Même les années où il a fini champion (2008 et 2011), le Salavat Yulaev Ufa avait connu des périodes de crise. Cette saison, il a fait preuve d'une régularité remarquable. Et patatras : douze jours avant les play-offs, l'entraîneur Vladimir Yurzinov junior a dû être opéré de l'appendicite, juste au moment où il devait préparer la phase décisive du calendrier. On a bien cru que cette intervention bénigne serait lourde de conséquences, quand le Salavat a perdu ses deux premières rencontres à domicile contre le Torpedo, dont une avec une attaque restée pour la première fois muette.

Si le Salavat s'est sauvé de l'élimination, c'est grâce à son gardien de 19 ans Andrei Vassilievsky. Faire confiance à un junior comme titulaire était un sacré pari, mais il a été gagnant. Ces play-offs ont clairement conforté la nouvelle politique de "production locale" des Bachkires. Le dernier gros salaire hérité de l'époque de la fièvre acheteuse, Sergei Zinoviev avec ses 5 millions de dollars annuels, est en fin de contrat, souvent malade et jamais à son niveau. Le défenseur de 37 ans Vitali Proshkin n'a pas retrouvé sa place de titulaire automatique à son retour de blessure.

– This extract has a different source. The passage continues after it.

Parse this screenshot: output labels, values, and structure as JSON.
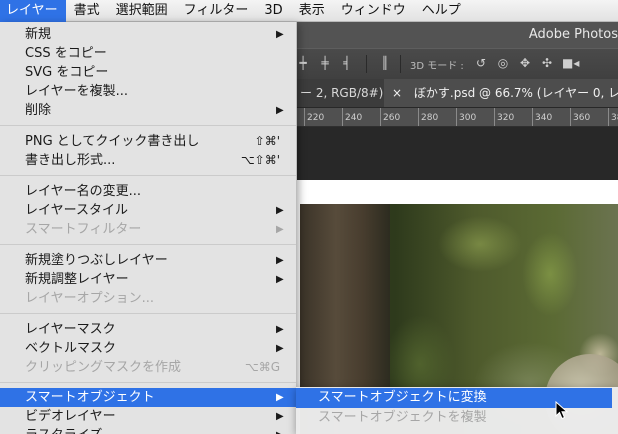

Quant au talentueux Nikita Filatov, qui rêve de se reconvertir en analyste de match, il devra d'abord apprendre à analyser ses propres performances toujours aussi sinusoïdales. Il a lui aussi fini en tribune, avec le revenant de NHL Anton Babchuk ou l'international slovaque Tomas Zaborsky. Cette rotation totalement assumée a permis de laisser plus de place aux joueurs formés au club, dont certains sont des piliers. Dmitri Makarov a fini meilleur marqueur. Le défenseur Andrei Zubarev a joué - et remporté - son premier championnat du monde. L'attaquant Yegor Dubrovsky, mûri deux ans en VHL dans le club bachkire partenaire du Toros Neftekamsk, a été pour sa part la révélation de ces play-offs avec ses 6 buts.

Le 1er février, en pleine préparation olympique, un communiqué a pris de court le milieu du hockey russe : Piotr Vorobiov, l'entraîneur du Lokomotiv Yaroslavl, a démissionné ! Pas si surprenant si on se souvient qu'en 2010, il s'était retiré sur les recommandations de ses médecins inquiets de l'état de ses valves cardiaques. Bien plus étonnant fut le nom de son remplaçant : Dave King avait quitté Magnitgorsk fin 2006 et raconté sans détours son expérience dans un livre. On ne pensait pas que le Canadien, âgé pour sa part de 66 ans, retournerait une seconde fois en Russie. Il est arrivé à la tête d'une équipe qui n'avait pas encore assuré sa qualification, et avec seulement quatre rencontres restant à jouer dans le championnat régulier, certes toutes à domicile. Elles furent toutes gagnées.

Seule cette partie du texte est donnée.